I must state that not all greyhounds will automatically chase, I have two greyhounds that live perfectly in harmony with my two cats, but they are in the minority, therefore we prefer our greyhounds to go to a home that has a secure garden.

midori1999 Sun 06-Jun-10 21:14:40

Thankyou for answering.

Greyhounds are a breed I do not know much about, but given your reasoning, I can see why a home without a garden would not be suitable, I do think it is important for all dogs to be able to have some off lead exercise.

CountryGirl2007 Mon 07-Jun-10 12:11:07

Greyhounds can also have good re-call but people I know that have adopted them put muzzles on them before letting them run off-lead, which removes the risk of them catching anything if for some reason their recall doesn't work!

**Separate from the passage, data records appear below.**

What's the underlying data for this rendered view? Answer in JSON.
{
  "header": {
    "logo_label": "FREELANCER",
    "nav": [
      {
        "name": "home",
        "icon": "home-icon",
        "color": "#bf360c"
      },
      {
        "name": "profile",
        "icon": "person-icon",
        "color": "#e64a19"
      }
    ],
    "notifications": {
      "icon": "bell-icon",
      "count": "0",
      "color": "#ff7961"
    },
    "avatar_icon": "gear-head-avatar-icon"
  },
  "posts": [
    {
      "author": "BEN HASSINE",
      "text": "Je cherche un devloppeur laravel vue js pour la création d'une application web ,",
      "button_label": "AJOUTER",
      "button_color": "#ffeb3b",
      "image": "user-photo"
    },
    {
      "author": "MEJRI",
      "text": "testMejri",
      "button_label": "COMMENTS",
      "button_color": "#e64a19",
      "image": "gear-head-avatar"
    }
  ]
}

MrsHarkness Mon 07-Jun-10 13:46:36

Im not saying that all greyhounds would chase and not return but the rescues that I have volunteered with don't advocate allowing the dogs off lead, as they know that when a dog gets in *full chase mode* it will become deaf in the process. If someone adopts a greyhound and they go on to let the dog off lead then that is up to them, they deal with the consequences, all we can do is advice them to begin with!

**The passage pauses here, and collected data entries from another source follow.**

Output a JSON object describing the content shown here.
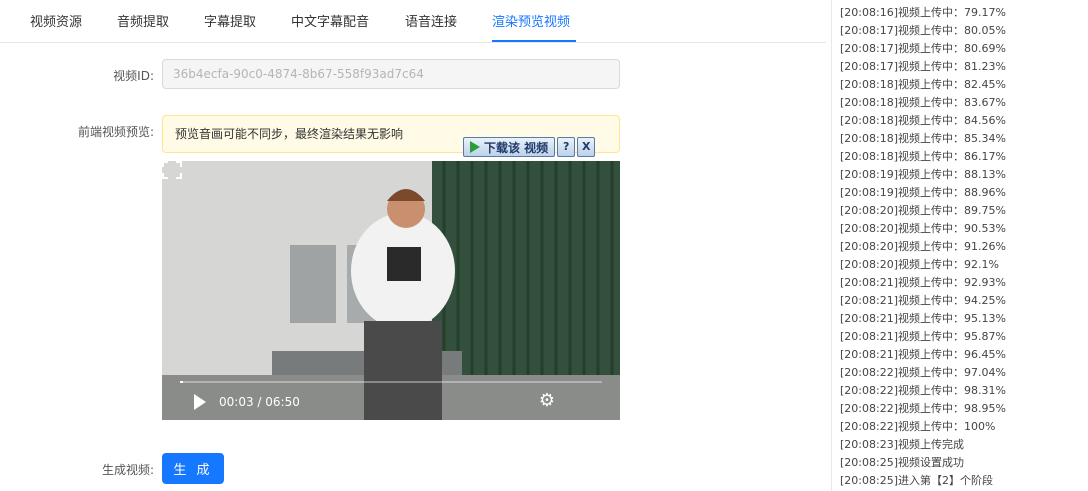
{
  "tabs": [
    {
      "label": "视频资源",
      "active": false
    },
    {
      "label": "音频提取",
      "active": false
    },
    {
      "label": "字幕提取",
      "active": false
    },
    {
      "label": "中文字幕配音",
      "active": false
    },
    {
      "label": "语音连接",
      "active": false
    },
    {
      "label": "渲染预览视频",
      "active": true
    }
  ],
  "form": {
    "video_id_label": "视频ID:",
    "video_id_value": "36b4ecfa-90c0-4874-8b67-558f93ad7c64",
    "preview_label": "前端视频预览:",
    "alert_text": "预览音画可能不同步，最终渲染结果无影响",
    "generate_label": "生成视频:",
    "generate_button": "生 成"
  },
  "download_toolbar": {
    "label": "下载该 视频",
    "help": "?",
    "close": "X"
  },
  "video_player": {
    "time": "00:03 / 06:50",
    "progress_fraction": 0.0073,
    "icons": [
      "play-icon",
      "gear-icon",
      "fullscreen-icon"
    ]
  },
  "log": [
    "[20:08:16]视频上传中：79.17%",
    "[20:08:17]视频上传中：80.05%",
    "[20:08:17]视频上传中：80.69%",
    "[20:08:17]视频上传中：81.23%",
    "[20:08:18]视频上传中：82.45%",
    "[20:08:18]视频上传中：83.67%",
    "[20:08:18]视频上传中：84.56%",
    "[20:08:18]视频上传中：85.34%",
    "[20:08:18]视频上传中：86.17%",
    "[20:08:19]视频上传中：88.13%",
    "[20:08:19]视频上传中：88.96%",
    "[20:08:20]视频上传中：89.75%",
    "[20:08:20]视频上传中：90.53%",
    "[20:08:20]视频上传中：91.26%",
    "[20:08:20]视频上传中：92.1%",
    "[20:08:21]视频上传中：92.93%",
    "[20:08:21]视频上传中：94.25%",
    "[20:08:21]视频上传中：95.13%",
    "[20:08:21]视频上传中：95.87%",
    "[20:08:21]视频上传中：96.45%",
    "[20:08:22]视频上传中：97.04%",
    "[20:08:22]视频上传中：98.31%",
    "[20:08:22]视频上传中：98.95%",
    "[20:08:22]视频上传中：100%",
    "[20:08:23]视频上传完成",
    "[20:08:25]视频设置成功",
    "[20:08:25]进入第【2】个阶段"
  ],
  "colors": {
    "accent": "#1677ff",
    "alert_bg": "#fffbe6",
    "alert_border": "#ffe58f"
  }
}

Quodlibet Tue 08-Jun-10 00:45:45

Thanks for all the advice people, really appreciated. Lots to think about. Obviously my main concern is not having a dog in a situation it would be unhappy.

I do think I'd find it hard having a dog you couldn't let off the lead. My old dog is a lurcher with a very greyhound disposition and and she has a very high chase drive, but we managed to get a workable recall and have always been able to let her off in places we thought were safe ie with no roads / livestock. But I do appreciate the problem.

GreyhoundOwner Sat 05-Dec-15 20:51:39

Actually MrsHarkness, you are wrong.
I have a retired greyhound, he lives perfectly fine in our 2 bedroom flat in seaford, England, we have no garden and we live on second floor.
He has been with us for 3 months now and he has had no accidents since his first week, he learnt the stairs perfectly and now walks up and down them like he's known how to all his life.